Inner Classics (Arts & Crafts Records)
Sometimes ascribing a name to something (a painting, a song, a poem) becomes easier after creation. One may not realized the extent to which her subconscious has been influenced by outside factors (e.g., geography, philosophy, scholarly text, etc.) until after the book has been written, or the painting has been painted, or in the case of Snowblink’s Inner Classics, until after the record was written.
Despite Inner Classics’s namesake, it wasn’t until after the record took shape that Snowblink’s Daniela Gesundheit realized how much the implicit influence of these sorts of outside factors affected her songwriting.
Inner Classics is a quiet and reflective album. Most of the songs either begin or end with a short set of vocal meanderings that sound like vocal exercises—a wandering, primitive gesture or a more sophisticated form of humming. In addition to Gesundheit’s voice, Inner Classics is carried by Gesunheit’s guitar. In constant conversation with the vocals, the guitar chords follow her singing and are constantly working to enhance the melody, which is a combination of low, spoken tones and soprano accents.
Written in both Toronto and California, Inner Classics straddles the seasonal elements of both: a cabin on a frozen Lake Erie and a beach house at the peak of summer. The record is a testament to this dichotomy. Songs like “Pray for Surf” and “Unsurfed Waves” conjure familiar images associated with summer, while the song “Black & White Mountains” inspires an image of a snowy and remote peak in winter.

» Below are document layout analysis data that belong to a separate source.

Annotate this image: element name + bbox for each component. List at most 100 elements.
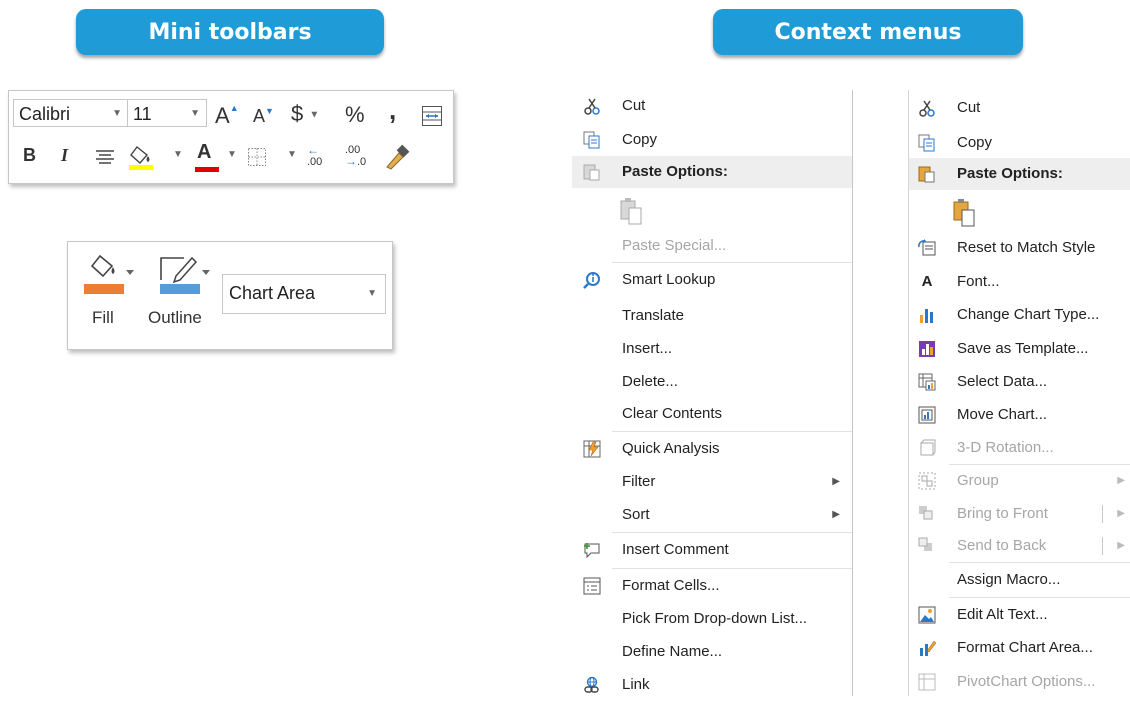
paste-icon	[951, 198, 979, 228]
menu-item-pick-from-list[interactable]: Pick From Drop-down List...	[572, 603, 852, 635]
menu-item-cut[interactable]: Cut	[572, 90, 852, 122]
menu-item-filter[interactable]: Filter ▶	[572, 466, 852, 498]
chart-type-icon	[917, 305, 937, 325]
menu-item-paste-special[interactable]: Paste Special...	[572, 230, 852, 262]
paste-option-button[interactable]	[909, 192, 1130, 232]
menu-item-font[interactable]: A Font...	[909, 266, 1130, 298]
align-center-icon	[96, 150, 114, 164]
menu-item-label: Format Chart Area...	[957, 639, 1093, 656]
menu-item-label: Copy	[957, 134, 993, 151]
menu-item-label: Delete...	[622, 373, 678, 390]
bold-button[interactable]: B	[23, 145, 36, 166]
menu-item-group[interactable]: Group ▶	[909, 465, 1130, 497]
pivot-icon	[917, 672, 937, 692]
menu-item-format-cells[interactable]: Format Cells...	[572, 570, 852, 602]
borders-dropdown[interactable]: ▼	[287, 149, 297, 160]
decrease-decimal-label: .0	[357, 156, 367, 168]
menu-item-label: Group	[957, 472, 999, 489]
copy-icon	[582, 130, 602, 150]
menu-item-clear-contents[interactable]: Clear Contents	[572, 398, 852, 430]
paint-bucket-icon	[129, 146, 153, 170]
menu-item-label: Smart Lookup	[622, 271, 716, 288]
chevron-down-icon[interactable]: ▼	[367, 288, 377, 299]
menu-item-delete[interactable]: Delete...	[572, 366, 852, 398]
menu-item-insert[interactable]: Insert...	[572, 333, 852, 365]
menu-item-bring-to-front[interactable]: Bring to Front ▶	[909, 498, 1130, 530]
menu-item-label: Reset to Match Style	[957, 239, 1096, 256]
menu-item-reset-style[interactable]: Reset to Match Style	[909, 232, 1130, 264]
comma-style-button[interactable]: ,	[389, 95, 396, 126]
menu-item-label: Font...	[957, 273, 1000, 290]
borders-icon	[248, 148, 266, 166]
menu-item-smart-lookup[interactable]: Smart Lookup	[572, 264, 852, 296]
fill-button[interactable]: Fill	[82, 252, 134, 340]
font-name-combo[interactable]: Calibri ▼	[13, 99, 129, 127]
font-size-combo[interactable]: 11 ▼	[127, 99, 207, 127]
menu-item-copy[interactable]: Copy	[572, 124, 852, 156]
chart-element-dropdown[interactable]: Chart Area ▼	[222, 274, 386, 314]
italic-button[interactable]: I	[61, 145, 68, 166]
menu-item-assign-macro[interactable]: Assign Macro...	[909, 564, 1130, 596]
font-color-dropdown[interactable]: ▼	[227, 149, 237, 160]
menu-item-select-data[interactable]: Select Data...	[909, 366, 1130, 398]
move-chart-icon	[917, 405, 937, 425]
chevron-down-icon[interactable]: ▼	[309, 110, 319, 121]
menu-item-translate[interactable]: Translate	[572, 300, 852, 332]
select-data-icon	[917, 372, 937, 392]
menu-item-pivotchart-options[interactable]: PivotChart Options...	[909, 666, 1130, 698]
reset-style-icon	[917, 238, 937, 258]
format-cells-icon	[582, 576, 602, 596]
increase-decimal-button[interactable]: ← .00	[307, 144, 322, 168]
outline-button[interactable]: Outline	[148, 252, 218, 340]
menu-item-copy[interactable]: Copy	[909, 127, 1130, 159]
menu-item-link[interactable]: Link	[572, 669, 852, 701]
decrease-decimal-button[interactable]: .00 →.0	[345, 145, 366, 168]
menu-item-edit-alt-text[interactable]: Edit Alt Text...	[909, 599, 1130, 631]
menu-separator	[612, 532, 852, 533]
chevron-down-icon[interactable]: ▼	[112, 100, 122, 128]
align-center-button[interactable]	[95, 149, 115, 165]
font-color-swatch	[195, 167, 219, 172]
menu-item-cut[interactable]: Cut	[909, 92, 1130, 124]
menu-item-move-chart[interactable]: Move Chart...	[909, 399, 1130, 431]
paste-icon	[917, 164, 937, 184]
menu-item-label: Change Chart Type...	[957, 306, 1100, 323]
currency-format-button[interactable]: $ ▼	[291, 101, 319, 127]
fill-label: Fill	[92, 308, 114, 327]
outline-color-swatch	[160, 284, 200, 294]
fill-color-dropdown[interactable]: ▼	[173, 149, 183, 160]
split-divider	[1102, 505, 1103, 523]
menu-item-send-to-back[interactable]: Send to Back ▶	[909, 530, 1130, 562]
menu-item-3d-rotation[interactable]: 3-D Rotation...	[909, 432, 1130, 464]
cell-mini-toolbar: Calibri ▼ 11 ▼ A▲ A▼ $ ▼ % , B I ▼ A ▼ ▼…	[8, 90, 454, 184]
menu-item-change-chart-type[interactable]: Change Chart Type...	[909, 299, 1130, 331]
menu-item-save-template[interactable]: Save as Template...	[909, 333, 1130, 365]
format-cells-button[interactable]	[421, 105, 443, 127]
format-painter-button[interactable]	[381, 143, 411, 171]
menu-item-label: Paste Options:	[957, 165, 1063, 182]
menu-item-label: Sort	[622, 506, 650, 523]
menu-item-quick-analysis[interactable]: Quick Analysis	[572, 433, 852, 465]
font-color-button[interactable]: A	[195, 141, 219, 172]
increase-font-size-button[interactable]: A▲	[215, 103, 239, 129]
submenu-arrow-icon: ▶	[832, 509, 840, 520]
format-painter-icon	[386, 144, 410, 170]
paste-options-header: Paste Options:	[909, 158, 1130, 190]
menu-item-label: Copy	[622, 131, 658, 148]
decrease-font-size-button[interactable]: A▼	[253, 106, 274, 127]
menu-item-sort[interactable]: Sort ▶	[572, 499, 852, 531]
menu-item-define-name[interactable]: Define Name...	[572, 636, 852, 668]
quick-analysis-icon	[582, 439, 602, 459]
chevron-down-icon[interactable]: ▼	[190, 100, 200, 128]
fill-color-button[interactable]	[129, 143, 159, 171]
paste-icon	[618, 198, 646, 226]
link-icon	[582, 675, 602, 695]
menu-separator	[949, 562, 1130, 563]
borders-button[interactable]	[247, 147, 267, 167]
template-icon	[917, 339, 937, 359]
menu-item-format-chart-area[interactable]: Format Chart Area...	[909, 632, 1130, 664]
percent-style-button[interactable]: %	[345, 102, 365, 128]
paste-option-button[interactable]	[572, 192, 852, 230]
rotation-icon	[917, 438, 937, 458]
menu-item-insert-comment[interactable]: Insert Comment	[572, 534, 852, 566]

But for all the sense of place on Inner Classics, the moments that most inform the songs come with departure: “Gone, gone and forgotten” (“The Best-Loved Spot”), “Everything here’s good as gone, gone” (“Goodbye Eyes”). “Safety Stories” reflects: “Can’t put my print in anything / Try and write it in snow / Try and write it in dust.” The contradiction of the obvious impermanence of writing in snow or dust with the suggestion that this is somehow a story about safety is just one of the record’s many rich lyrical inversions. The song’s last line warns, “Careful, careful, we’ll get everything we want,” and invertedly serves as a curse phrased as an aspiration. Regardless of this theme of loss though, Inner Classics is a record that is free from the ache of regret in part because Gesundheit’s musical phrasing and scale carry with them a sense of peace and acceptance.